El, el que no tomaba el sol porque no era lo suyo y que había llegado hasta este varadero humano por fatalidad –una conexión absurda de un avión Iliuchin de la antigua Unión soviética, al que se le rompió el tren de aterrizaje por mor de la nieve que había caído en la pista aquel día mientras los termómetros marcaban 42 grados centígrados, era periodista. Y lo proclamaba cada vez que podía, aunque raramente alguien le escuchara.

Había que resignarse porque sin resignación las cosas podían ser peores.

Dejó de existir, contó una noche a una de las damas rubias y sonrientes que acompañaban al candidato perdedor francés, cuando cerraron las fronteras de París, La Habana y Río de Janeiro.

La mujer no se lo creía. Qué barbarité! Exclamaba mientras le pedía a un cuidador-camarero la llave de la habitación 341. Una vez que el periodista, que así le gustaba que le llamaran, aunque aceptaba ser escribidor también, una vez que se acopló con la mujer en un acto que ya apenas recordaba –ella le ayudó mucho, recordándole lo que había que hacer— él le explicó con una pajita hundida en uno de los brebajes que solían tomar los de abajo, los de la playa, que originalmente, en unos años que ella no conocía porque entonces no existía vida más que para los estudios de cine de la Metro Goldwyn Mayer y alguna otra compañía de un lugar llamado Hollywood, el primer paso en la vida fue crear un pueblo llamado Casablanca donde un tal Rick, feo y desagradablemente fumador, tenía que demostrar durante hora y media, que era un macho de la libertad, algo que nadie sabía qué era exactamente porque sonaba a actriz mexicana.

Ella, la acompañante del político perdedor, se excitaba a cada cuento y entonces interrumpían el relato.
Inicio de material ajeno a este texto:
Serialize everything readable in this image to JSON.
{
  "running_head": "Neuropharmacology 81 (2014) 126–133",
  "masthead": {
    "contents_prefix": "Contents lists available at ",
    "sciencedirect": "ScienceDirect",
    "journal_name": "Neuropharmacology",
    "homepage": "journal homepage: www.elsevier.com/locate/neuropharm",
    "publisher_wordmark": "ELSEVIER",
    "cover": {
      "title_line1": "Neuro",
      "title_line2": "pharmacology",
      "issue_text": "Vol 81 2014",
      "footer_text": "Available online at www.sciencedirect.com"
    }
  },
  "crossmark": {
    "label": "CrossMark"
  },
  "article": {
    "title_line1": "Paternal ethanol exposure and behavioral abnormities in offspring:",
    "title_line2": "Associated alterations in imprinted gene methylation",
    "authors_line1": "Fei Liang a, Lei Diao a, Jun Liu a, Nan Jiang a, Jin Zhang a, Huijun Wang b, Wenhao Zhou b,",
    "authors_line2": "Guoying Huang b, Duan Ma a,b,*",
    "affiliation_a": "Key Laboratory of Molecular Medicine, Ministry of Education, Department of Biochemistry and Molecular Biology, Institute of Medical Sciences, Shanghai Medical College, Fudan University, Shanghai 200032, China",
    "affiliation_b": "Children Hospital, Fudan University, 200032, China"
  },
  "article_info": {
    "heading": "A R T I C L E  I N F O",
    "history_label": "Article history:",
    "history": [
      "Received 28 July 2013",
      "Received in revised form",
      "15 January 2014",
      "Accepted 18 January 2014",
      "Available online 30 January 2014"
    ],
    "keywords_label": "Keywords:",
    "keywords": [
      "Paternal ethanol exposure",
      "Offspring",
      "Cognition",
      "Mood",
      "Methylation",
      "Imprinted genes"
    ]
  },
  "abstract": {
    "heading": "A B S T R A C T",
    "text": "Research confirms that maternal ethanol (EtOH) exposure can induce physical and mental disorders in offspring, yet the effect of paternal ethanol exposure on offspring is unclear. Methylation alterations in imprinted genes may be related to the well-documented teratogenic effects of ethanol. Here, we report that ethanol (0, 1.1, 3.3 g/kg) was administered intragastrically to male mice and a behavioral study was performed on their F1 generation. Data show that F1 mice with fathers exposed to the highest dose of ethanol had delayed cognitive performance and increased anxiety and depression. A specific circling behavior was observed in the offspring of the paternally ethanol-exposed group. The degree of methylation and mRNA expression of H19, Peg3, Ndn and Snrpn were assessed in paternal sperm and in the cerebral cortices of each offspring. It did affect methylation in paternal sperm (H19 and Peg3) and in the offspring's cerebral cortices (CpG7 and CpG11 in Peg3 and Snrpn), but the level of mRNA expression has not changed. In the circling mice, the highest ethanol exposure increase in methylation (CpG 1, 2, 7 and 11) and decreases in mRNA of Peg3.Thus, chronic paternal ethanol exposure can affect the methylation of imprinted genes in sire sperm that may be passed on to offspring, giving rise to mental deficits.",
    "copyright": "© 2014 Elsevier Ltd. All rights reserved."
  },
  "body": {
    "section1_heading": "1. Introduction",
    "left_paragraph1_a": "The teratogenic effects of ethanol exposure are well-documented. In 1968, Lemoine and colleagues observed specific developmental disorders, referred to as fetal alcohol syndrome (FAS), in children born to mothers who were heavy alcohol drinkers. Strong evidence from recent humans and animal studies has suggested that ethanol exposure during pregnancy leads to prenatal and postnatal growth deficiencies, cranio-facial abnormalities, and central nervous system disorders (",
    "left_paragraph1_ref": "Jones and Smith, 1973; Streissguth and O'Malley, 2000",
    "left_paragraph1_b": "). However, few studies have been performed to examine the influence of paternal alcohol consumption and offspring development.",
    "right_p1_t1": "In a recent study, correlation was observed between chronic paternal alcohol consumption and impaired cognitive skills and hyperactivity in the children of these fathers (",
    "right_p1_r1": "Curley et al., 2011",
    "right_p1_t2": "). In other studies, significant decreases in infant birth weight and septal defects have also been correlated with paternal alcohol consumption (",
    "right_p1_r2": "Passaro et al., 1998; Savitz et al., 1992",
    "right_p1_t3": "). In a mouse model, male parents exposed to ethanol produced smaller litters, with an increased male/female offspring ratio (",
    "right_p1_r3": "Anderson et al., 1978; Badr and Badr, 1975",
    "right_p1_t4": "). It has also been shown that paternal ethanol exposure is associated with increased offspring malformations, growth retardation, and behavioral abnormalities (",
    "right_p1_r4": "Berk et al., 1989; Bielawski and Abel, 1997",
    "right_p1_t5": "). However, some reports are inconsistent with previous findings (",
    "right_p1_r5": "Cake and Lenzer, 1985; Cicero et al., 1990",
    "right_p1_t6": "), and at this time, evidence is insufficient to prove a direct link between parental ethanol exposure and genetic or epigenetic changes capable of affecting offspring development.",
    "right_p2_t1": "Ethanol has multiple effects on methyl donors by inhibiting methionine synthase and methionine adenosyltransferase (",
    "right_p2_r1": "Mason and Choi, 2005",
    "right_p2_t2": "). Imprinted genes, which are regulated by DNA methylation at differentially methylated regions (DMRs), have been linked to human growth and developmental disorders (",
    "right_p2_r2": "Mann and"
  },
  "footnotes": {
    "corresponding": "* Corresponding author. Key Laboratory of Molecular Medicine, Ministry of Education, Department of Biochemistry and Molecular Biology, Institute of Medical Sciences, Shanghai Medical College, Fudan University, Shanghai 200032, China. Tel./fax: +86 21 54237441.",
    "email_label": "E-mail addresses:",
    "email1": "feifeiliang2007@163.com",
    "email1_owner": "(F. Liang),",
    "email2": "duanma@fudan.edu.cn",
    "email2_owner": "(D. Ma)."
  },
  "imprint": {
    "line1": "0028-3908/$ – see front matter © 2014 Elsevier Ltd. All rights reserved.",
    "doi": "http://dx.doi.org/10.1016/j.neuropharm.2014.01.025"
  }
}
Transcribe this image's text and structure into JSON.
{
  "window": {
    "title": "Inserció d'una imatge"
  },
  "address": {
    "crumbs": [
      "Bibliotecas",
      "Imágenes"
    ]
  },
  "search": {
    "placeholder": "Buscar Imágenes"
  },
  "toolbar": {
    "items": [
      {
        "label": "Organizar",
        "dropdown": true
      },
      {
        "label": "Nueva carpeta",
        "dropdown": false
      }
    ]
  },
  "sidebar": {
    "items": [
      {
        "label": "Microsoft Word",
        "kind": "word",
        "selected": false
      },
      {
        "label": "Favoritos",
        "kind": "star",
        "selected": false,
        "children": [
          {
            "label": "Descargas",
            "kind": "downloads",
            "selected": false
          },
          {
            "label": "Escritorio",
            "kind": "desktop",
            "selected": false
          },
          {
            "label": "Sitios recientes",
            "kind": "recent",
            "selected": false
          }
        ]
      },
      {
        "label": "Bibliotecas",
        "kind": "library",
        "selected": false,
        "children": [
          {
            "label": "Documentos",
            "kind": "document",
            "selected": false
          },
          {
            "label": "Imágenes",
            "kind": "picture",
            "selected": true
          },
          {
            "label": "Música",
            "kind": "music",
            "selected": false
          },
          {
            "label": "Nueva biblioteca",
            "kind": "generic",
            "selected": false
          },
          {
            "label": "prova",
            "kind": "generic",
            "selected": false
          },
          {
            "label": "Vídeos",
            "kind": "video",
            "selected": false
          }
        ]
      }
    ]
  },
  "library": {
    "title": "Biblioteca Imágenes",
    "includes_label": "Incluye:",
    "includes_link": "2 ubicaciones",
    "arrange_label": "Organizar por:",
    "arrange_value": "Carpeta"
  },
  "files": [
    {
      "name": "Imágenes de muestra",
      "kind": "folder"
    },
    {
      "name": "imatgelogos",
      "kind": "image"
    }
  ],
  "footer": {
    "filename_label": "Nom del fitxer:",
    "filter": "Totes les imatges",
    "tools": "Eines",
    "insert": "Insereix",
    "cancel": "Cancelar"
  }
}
Cuando volvieron él siguió su cuento. Cuando ya Casablanca aburrió al mundo y hasta los extraterrestres, un Consejo Superior de lo Auténticamente Humano decidió que la gente que todavía no había abrazado la religión de los tomadores de sol debería tener otro punto geográfico para entretenerse y no morirse de asco. Y entonces, un pelirrojo con acento del antiguo barrio obrero parisiense de Belleville, afirmó que “siempre nos quedará París”.

Y así fue como todas las ilusiones de los desesperados, que eran una inmensa mayoría según las estadísticas de la ONU, se focalizaron en lo que antes había sido capital de Francia.

Pero llegó una guerra de misiles nucleares que destruyó París y se acabó el cuento de “Siempre nos quedará París”. Y fue entonces cuando un indígena del otro lado del mundo propuso que la ilusión de aquellos hombres y mujeres desesperados se concentrase en un mito que llamarían Río de Janeiro, aunque luego derivó hacia Brasilia, una ciudad recién construida, donde hasta las serpientes perezosas de la sabana practicaban la espiritualidad.

Y cuando Río desapareció engullida por una ola de perversa envidia, se decidió que la capital de las ilusiones sería La Habana, capital de un país perdido en el mar Caribe. Y así fue durante años. Hasta que hordas sedientas de sol arrasaron con todo y ya nadie dijo más “Siempre nos quedará La Habana”.

Entonces, en aquel melindroso descoyuntamiento planetario, así en la tierra como en los cielos, surgió un portavoz de la Confederación Helvética y en francés, alemán e italiano, todo junto, sin punto y aparte ni siquiera una mísera coma cómica, proclamó alto y claro desde la sede del primer banco suizo: “¡Siempre nos quedará una buena cuenta corriente en Zurich!”.

La fiesta duró treinta y dos días con sus treinta y cuatro noches bañadas en chocolate suizo.